We Taught AI to Work, Not Play

In 2021, I moved 3,000 miles away from my friends. The only thing that bridged the gap wasn't FaceTime or group chats. It was late-night Discord sessions, screaming at Valorant and later chasing dubs in Fortnite.

This isn't new. Growing up, it was my family at the living room table, dealing endless hands of rummy. Today, it's a long-running Scrabble game with my wife, low-stakes online poker, and correspondence chess with my brother. Games are the quintessential "third place," the space where we can just be with people.

They're the perfect medium for authentic interaction. They can have infinite skill ceilings in games like chess, or have some luck in games like poker. They can be single player like blackjack, or require multiple "agents" like League of Legends.

And AI used to get this.

The History of AI is a History of Games

The history of AI is a history of games. It's a cliché for a reason. Deep Blue, AlphaGo, OpenAI Five, Cicero, every major breakthrough was benchmarked in the clean room of a game. They were perfect labs with clear rules, measurable outcomes, and deep strategic spaces.

And then LLMs happened. And the games just... stopped.

Suddenly, the focus shifted entirely to productivity. LLMs got incredibly good at writing, reasoning, and coding. But they became terrible at playing. Some papers like PokerBench revealed that models like GPT-4 fail because poker hands are basically absent in their training data. We even saw GPT-3.5-turbo's decent chess ability get wiped out by instruction tuning (I think this is a token probability problem but I am not sure… will look into it).
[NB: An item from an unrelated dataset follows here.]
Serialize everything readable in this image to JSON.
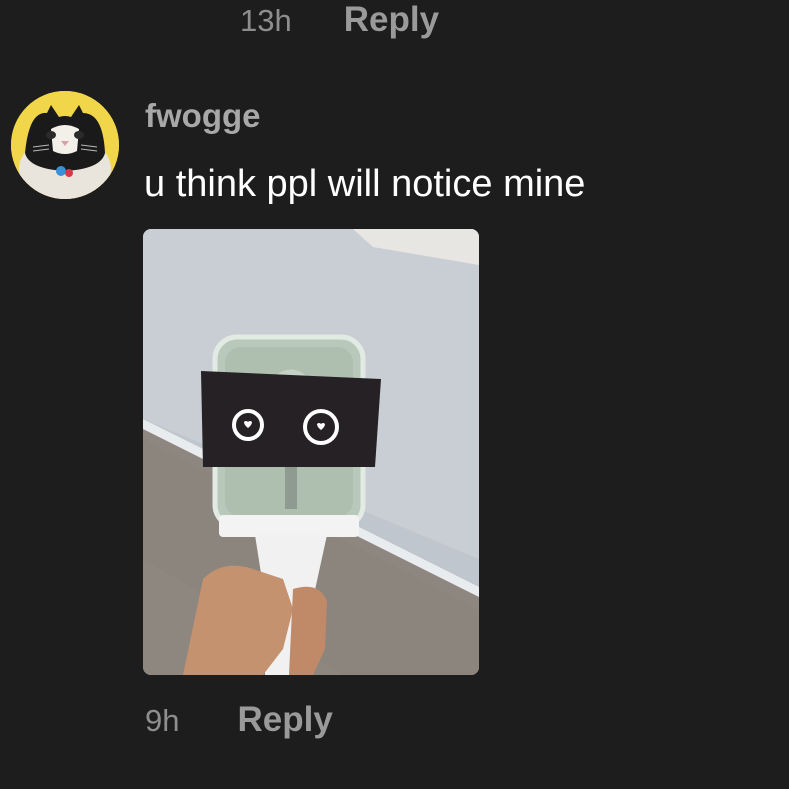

It's like we took this nascent intelligence and exclusively trained it for the office. We instruction-tuned the fun right out of it. We made it an almost-competent intern, but in the process, we killed the playful spark.

This is Completely Backward

Games should matter more now, not less.

Lest we want LLMs to be stuck forever as tools, they need to learn to play with you. They don't develop a personality through interaction. They don't remember that you always bluff on the river or get genuinely tilted after a bad beat. They have no memory, no presence. (And I don't think vector databases, large context windows, summarization models, are true memory, but that's a post for another day).

The early attempts to fix this are missing the point. Microsoft's Xbox Copilot is just a glorified hint system. That's not what we need. I don't want a tool that helps me win; I want an AI that I can hang out with.

This is why I'm building llm.poker. Right now, playing against an LLM feels sterile, like facing a polite computer that doesn't understand the stakes. But the potential is there. Maybe they can learn to play exploitatively too.

The Next Leap

The next leap isn't about more parameters or better benchmarks on enterprise tasks. It's about presence. It's about multimodal AI that can see your expression, hear the hesitation in your voice, and learn your tells. An AI that can dish out some good-natured trash talk because it knows your style. An AI that can be genuinely silly, not just professionally helpful.

I hope the next LLMs learn how to actually show up and play.